Na podstawie zebranego materiału dowodowego jeden z zatrzymanych - 52-letni mężczyzna, w częstochowskiej prokuraturze usłyszał zarzut zabójstwa. Podczas przesłuchania zeznał, że nie pamięta zdarzenia i twierdził, że nikogo zabić nie chciał.
52-letni mieszkaniec Częstochowy został tymczasowo aresztowany. Grozi mu do 25 lat pozbawienia wolności lub dożywocie.
Ocknęła się i go udusiła
Do analogicznego zdarzenia doszło kilka miesięcy wcześniej również na Śląsku. Policjanci zostali poinformowani o znalezieniu zwłok 51-letniego mężczyzny w mieszkaniu przy ul. Długiej. Wstępna ekspertyza biegłego z zakresu medycyny sądowej wykazała, że mężczyzna został uduszony.
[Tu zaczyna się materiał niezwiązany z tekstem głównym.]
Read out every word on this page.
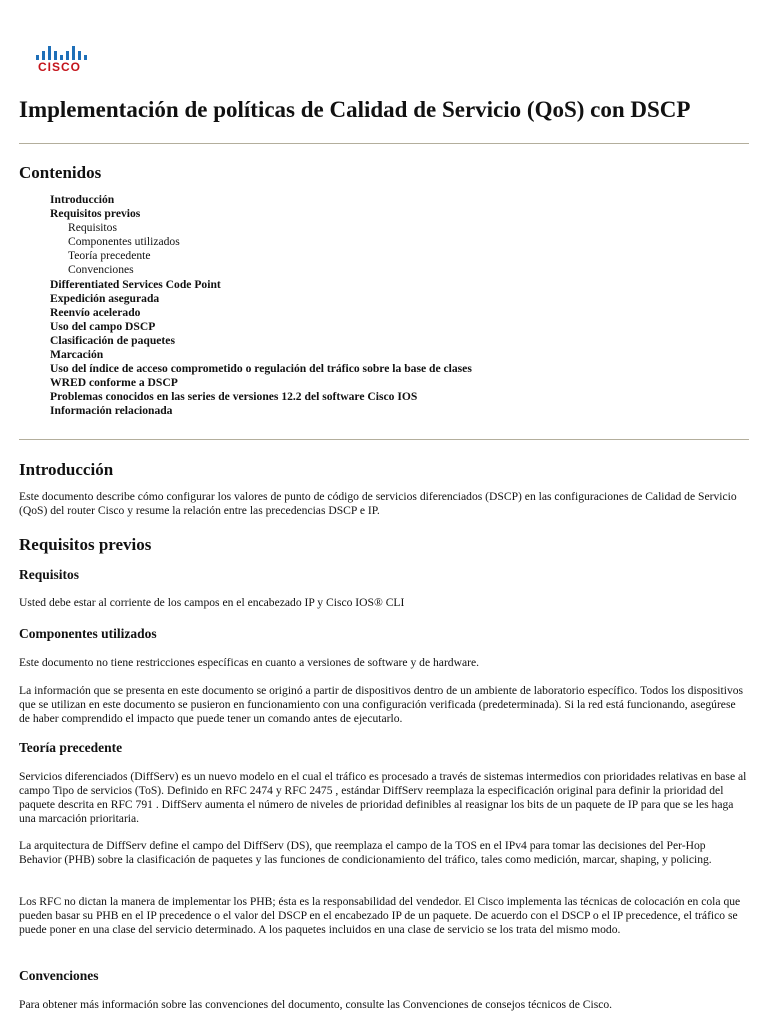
CISCO
Implementación de políticas de Calidad de Servicio (QoS) con DSCP
Contenidos
Introducción
Requisitos previos
Requisitos
Componentes utilizados
Teoría precedente
Convenciones
Differentiated Services Code Point
Expedición asegurada
Reenvío acelerado
Uso del campo DSCP
Clasificación de paquetes
Marcación
Uso del índice de acceso comprometido o regulación del tráfico sobre la base de clases
WRED conforme a DSCP
Problemas conocidos en las series de versiones 12.2 del software Cisco IOS
Información relacionada
Introducción

Este documento describe cómo configurar los valores de punto de código de servicios diferenciados (DSCP) en las configuraciones de Calidad de Servicio (QoS) del router Cisco y resume la relación entre las precedencias DSCP e IP.

Requisitos previos
Requisitos

Usted debe estar al corriente de los campos en el encabezado IP y Cisco IOS® CLI

Componentes utilizados

Este documento no tiene restricciones específicas en cuanto a versiones de software y de hardware.

La información que se presenta en este documento se originó a partir de dispositivos dentro de un ambiente de laboratorio específico. Todos los dispositivos que se utilizan en este documento se pusieron en funcionamiento con una configuración verificada (predeterminada). Si la red está funcionando, asegúrese de haber comprendido el impacto que puede tener un comando antes de ejecutarlo.

Teoría precedente

Servicios diferenciados (DiffServ) es un nuevo modelo en el cual el tráfico es procesado a través de sistemas intermedios con prioridades relativas en base al campo Tipo de servicios (ToS). Definido en RFC 2474 y RFC 2475 , estándar DiffServ reemplaza la especificación original para definir la prioridad del paquete descrita en RFC 791 . DiffServ aumenta el número de niveles de prioridad definibles al reasignar los bits de un paquete de IP para que se les haga una marcación prioritaria.

La arquitectura de DiffServ define el campo del DiffServ (DS), que reemplaza el campo de la TOS en el IPv4 para tomar las decisiones del Per-Hop Behavior (PHB) sobre la clasificación de paquetes y las funciones de condicionamiento del tráfico, tales como medición, marcar, shaping, y policing.

Los RFC no dictan la manera de implementar los PHB; ésta es la responsabilidad del vendedor. El Cisco implementa las técnicas de colocación en cola que pueden basar su PHB en el IP precedence o el valor del DSCP en el encabezado IP de un paquete. De acuerdo con el DSCP o el IP precedence, el tráfico se puede poner en una clase del servicio determinado. A los paquetes incluidos en una clase de servicio se los trata del mismo modo.

Convenciones

Para obtener más información sobre las convenciones del documento, consulte las Convenciones de consejos técnicos de Cisco.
Śledczy ustalili, że w mieszkaniu odbywała się wcześniej impreza. Zdobycie danych personalnych wszystkich jej uczestników zajęło policjantom kilka dni. Rozpoczęły się wielogodzinne przesłuchania. Ich efektem było ustalenie, że odpowiedzialną za zabójstwo jest 54-letnia mieszkanka Katowic.
Kobieta przyznała się do popełnienia zbrodni i wyjaśniła wszystkie okoliczności. Stwierdziła, że w pewnym momencie ocknęła się z pijackiego amoku i zobaczyła przed sobą mężczyznę. Pomyślała, że jest to bandyta, więc rzuciła się na niego i udusiła. Dopiero później zorientowała się, że jest to jej kolega od kieliszka.
Jak się okazało, zarówno podejrzana, jak i inne uczestniczące w libacji osoby ustaliły między sobą wersję zeznań, z której miało wynikać, że o śmierci 51-latka nikt nic nie wie.
Morderczyni została tymczasowo aresztowana. Grozi jej dożywotni pobyt w więzieniu.
Zabójstwa pod wpływem alkoholu to w Polsce prawdziwa plaga. Każdego roku policjanci odnotowują kilkaset takich przypadków. Jeżeliby wziąć pod uwagę wszystkie morderstwa, to co najmniej połowa została dokonana po pijanemu.
Alkoholizm jest chorobą, która nieleczona, może być przyczyną wielu tragedii. Choroba ta jednak nie zwalnia z odpowiedzialności. Przestępcy, którzy popełnili przestępstwo "po kilku głębszych" nie mogą liczyć na żadną taryfę ulgową przed sądem.